Les premières notes de « Long Gradus (strings) » sont si fragiles qu’elles peuvent se briser à tout moment. Chaque membre du quatuor à cordes Quatuor Bozzini s’incline sur un long ton sans vibrato ni autre ornementation, l’étirant jusqu’à ce qu’il devienne mince comme du papier. C’est comme le squelette d’un morceau de Sarah Davachi : juste les notes, aucune réverbération. Pour écrire Diplôme long, la compositrice basée à Los Angeles s’inspire de nombreuses idées qui ont façonné son travail au fil des années : des tempos lents, une intonation juste, des harmonies inspirées de la polyphonie médiévale et de la Renaissance. Mais là où ses albums précédents semblaient caverneux, Diplôme long dépouille sa musique jusqu’à ses os, en se concentrant sur le timbre de chaque note individuelle.
Davachi composé Diplôme long alors qu’elle était en résidence à la Cuisine des Compositeurs du Quatuor Bozzini. Les artistes ont travaillé en étroite collaboration pour développer cette pièce qui explore la psychoacoustique, la science du son et de la perception, à travers des sons soutenus. Il est composé de quatre mouvements, chacun d’une durée comprise entre 15 et 17 minutes, qui progressent à travers une série d’intervalles, suivant leur évolution dans le temps. Conçu comme un travail ouvert, Diplôme long propose des lignes directrices mais pas de règles strictes, il peut donc être joué par n’importe quel groupe de quatre instruments.
Dans la version album, Davachi montre l’adaptabilité de la composition en présentant des enregistrements de quatuor à cordes, de bois, de cuivres et d’orgue, de chœur et d’électronique, démontrant comment la pièce se traduit à travers les instrumentations.

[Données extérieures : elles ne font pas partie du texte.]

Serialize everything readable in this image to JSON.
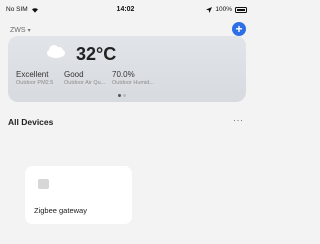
{
  "status_bar": {
    "carrier": "No SIM",
    "time": "14:02",
    "battery_percent": "100%"
  },
  "header": {
    "home_name": "ZWS",
    "add_icon": "plus-icon"
  },
  "weather": {
    "icon": "cloud-icon",
    "temperature": "32°C",
    "metrics": [
      {
        "value": "Excellent",
        "label": "Outdoor PM2.5"
      },
      {
        "value": "Good",
        "label": "Outdoor Air Qu..."
      },
      {
        "value": "70.0%",
        "label": "Outdoor Humid..."
      }
    ],
    "page_indicator": {
      "count": 2,
      "active": 1
    }
  },
  "devices": {
    "section_title": "All Devices",
    "more_icon": "more-horizontal-icon",
    "items": [
      {
        "name": "Zigbee gateway",
        "icon": "device-placeholder-icon"
      }
    ]
  }
}
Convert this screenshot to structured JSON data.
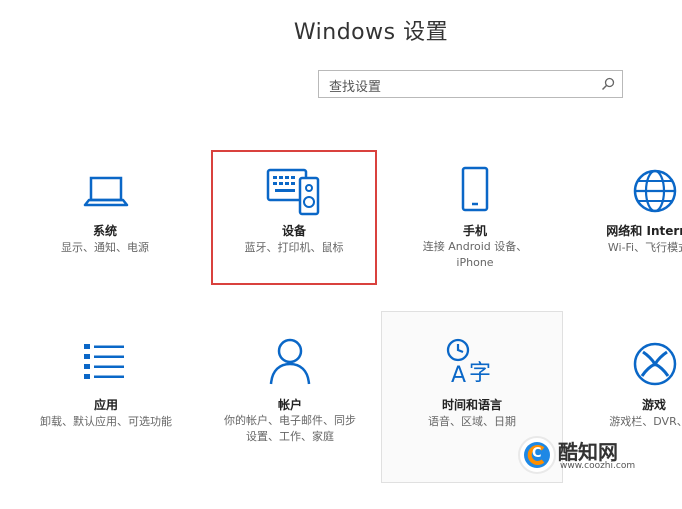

Davachi n’a jamais hésité à écrire de longs morceaux (ses albums durent souvent une heure ou plus), mais Diplôme long pousse son travail à un nouvel extrême. Ses quatre disques s’étalent sur quatre heures et demie, examinant les contours de l’œuvre sous toutes les coutures.
Partout, les tons entrent et s’estompent avec la facilité de la respiration. Chaque mouvement passe des tons graves aux aigus de manière presque imperceptible, à l’exception de quelques conflits occasionnels entre les fréquences, et de longues pauses entre les notes confèrent à la musique une qualité glaciale. Davachi a toujours exploré le mouvement mesuré et subtil : ses progressions prolongées semblent souvent exister en dehors du temps, se déplaçant à un rythme guidé par l’intuition. Mais c’est une image agrandie, et Diplôme long montre le granuleux : Avec cette composition, Davachi nous invite à faire le point sur chaque tonalité dans les moindres détails.